In her address at the USIBC event, Swaraj said the US businesses are best placed to make their business decisions.
"We have plans to boost urbanisation and we are determined to provide affordable power and housing for all. We want to connect manufacturing in India with global supply chains and target to develop product based and service based industrial and governance platforms around Digital India," she said.
All of these initiatives and plans present real commercial and business opportunities for the US industry to partner with Indian public and private sector, and with a larger economy for a win-win outcome, she added.
"The business of diplomacy in India's present government is business. The government's priority from day one has been to make it easy to do business in India - and with India," Swaraj said.
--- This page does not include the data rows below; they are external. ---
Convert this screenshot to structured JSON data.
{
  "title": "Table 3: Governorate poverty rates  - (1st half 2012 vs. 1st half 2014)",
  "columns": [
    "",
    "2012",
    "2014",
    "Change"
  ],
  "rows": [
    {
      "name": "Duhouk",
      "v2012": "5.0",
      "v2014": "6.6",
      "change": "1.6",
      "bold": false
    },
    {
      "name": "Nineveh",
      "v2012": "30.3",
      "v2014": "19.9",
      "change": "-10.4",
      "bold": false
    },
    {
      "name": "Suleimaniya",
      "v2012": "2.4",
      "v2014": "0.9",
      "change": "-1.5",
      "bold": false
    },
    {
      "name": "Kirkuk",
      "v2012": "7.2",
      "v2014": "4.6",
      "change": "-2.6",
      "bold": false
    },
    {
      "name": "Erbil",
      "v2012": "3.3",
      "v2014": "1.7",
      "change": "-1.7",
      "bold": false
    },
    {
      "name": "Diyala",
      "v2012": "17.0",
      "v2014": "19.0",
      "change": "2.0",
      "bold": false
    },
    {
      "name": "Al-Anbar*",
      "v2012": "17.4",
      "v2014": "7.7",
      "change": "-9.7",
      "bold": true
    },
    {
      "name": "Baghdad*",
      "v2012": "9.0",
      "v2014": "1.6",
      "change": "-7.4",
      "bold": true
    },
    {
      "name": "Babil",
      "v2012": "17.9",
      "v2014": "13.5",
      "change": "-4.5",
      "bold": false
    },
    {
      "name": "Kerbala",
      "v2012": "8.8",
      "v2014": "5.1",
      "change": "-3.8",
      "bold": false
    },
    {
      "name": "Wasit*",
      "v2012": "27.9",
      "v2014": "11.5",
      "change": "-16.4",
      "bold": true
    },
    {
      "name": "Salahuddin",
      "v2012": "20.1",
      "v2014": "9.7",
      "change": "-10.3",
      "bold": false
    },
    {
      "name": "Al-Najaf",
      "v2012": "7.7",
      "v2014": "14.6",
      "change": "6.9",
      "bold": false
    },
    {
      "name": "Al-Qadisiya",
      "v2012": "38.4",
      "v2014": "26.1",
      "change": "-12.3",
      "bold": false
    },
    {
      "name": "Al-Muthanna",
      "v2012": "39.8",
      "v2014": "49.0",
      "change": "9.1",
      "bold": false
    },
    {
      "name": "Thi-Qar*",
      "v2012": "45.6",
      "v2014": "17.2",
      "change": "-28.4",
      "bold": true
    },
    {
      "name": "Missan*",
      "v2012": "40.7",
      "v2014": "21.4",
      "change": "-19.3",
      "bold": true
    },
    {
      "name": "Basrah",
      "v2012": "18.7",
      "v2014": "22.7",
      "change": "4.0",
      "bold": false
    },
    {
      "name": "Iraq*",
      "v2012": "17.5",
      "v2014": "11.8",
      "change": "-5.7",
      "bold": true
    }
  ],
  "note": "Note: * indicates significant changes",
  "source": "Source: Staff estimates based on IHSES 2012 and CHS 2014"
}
While the two nations need to stand together on counter- terrorism and countering violent extremism, the "definitional issue of our time is" climate change, Biden said.
Secretary of State John Kerry echoed Biden, saying "We have entered a new era marked by a rapidly developing network of commercial ties, a deep well of affection that is growing between our two peoples, and a genuine warmth at the highest level."
Describing climate change as a great challenge, Kerry expressed support for Prime Minister Narendra Modi's plan to help India's economy become more reliant on renewable sources of power.
"It is absolutely critical in the end on pure economic terms, but it's also smart politically, because a recent survey reported that 73 per cent of Indians view climate change as the most pressing global concern," he said.
"I believe that each of our countries– this is really an historic mark and moment, because each of our countries came from the same colonial background. Each of our countries is ethnically and culturally diverse, and each is a labourer for peace, and each seeks a world in which the light of the human spirit overcomes darkness," Kerry said.
"And although differences of ideology have separated us in the past, we are in the end, and I think that’s what brings you here, the most natural of partners," he said.
In her address, Commerce Secretary Penny Pritzker called for taking actions to address the impediments to growth faced by the businesses and economies of the two countries.
"Prime Minister Modi has publicly committed to moving India into the top 50 of the World Bank's 'Ease of Doing Business' rankings. Improving contract enforcement and modernising bankruptcy practices are central elements to achieving that ambition," she said.
Today, the World Bank ranks India 186 out of 189 countries on the ease of enforcing contracts.
In fact, it can take years to resolve a contractual dispute with a vendor in India, and terms are too frequently reinterpreted after a deal has closed. These challenges make it incredibly costly and unpredictable to do business in India, and only serve to impede the operations and investments of Indian and foreign firms alike, she said.
"To address these issues, teams from the US and India will work together to share best practices and speed up the enforcement process. American officials will share tools used by our judiciary to manage dockets and promote more efficient decision-making, and we will begin a series of judicial exchanges between our experts in the coming year," she said.
"Whether on contracts, bankruptcy, or the whole host of issues we will address through the Strategic and Commercial Dialogue, our primary objectives are clear to make it easier for foreign and domestic firms to do business in India and the US; to deepen our ties of trade and commerce; and to strengthen our bilateral commercial bonds in ways that benefit workers and businesses in both our countries," she said.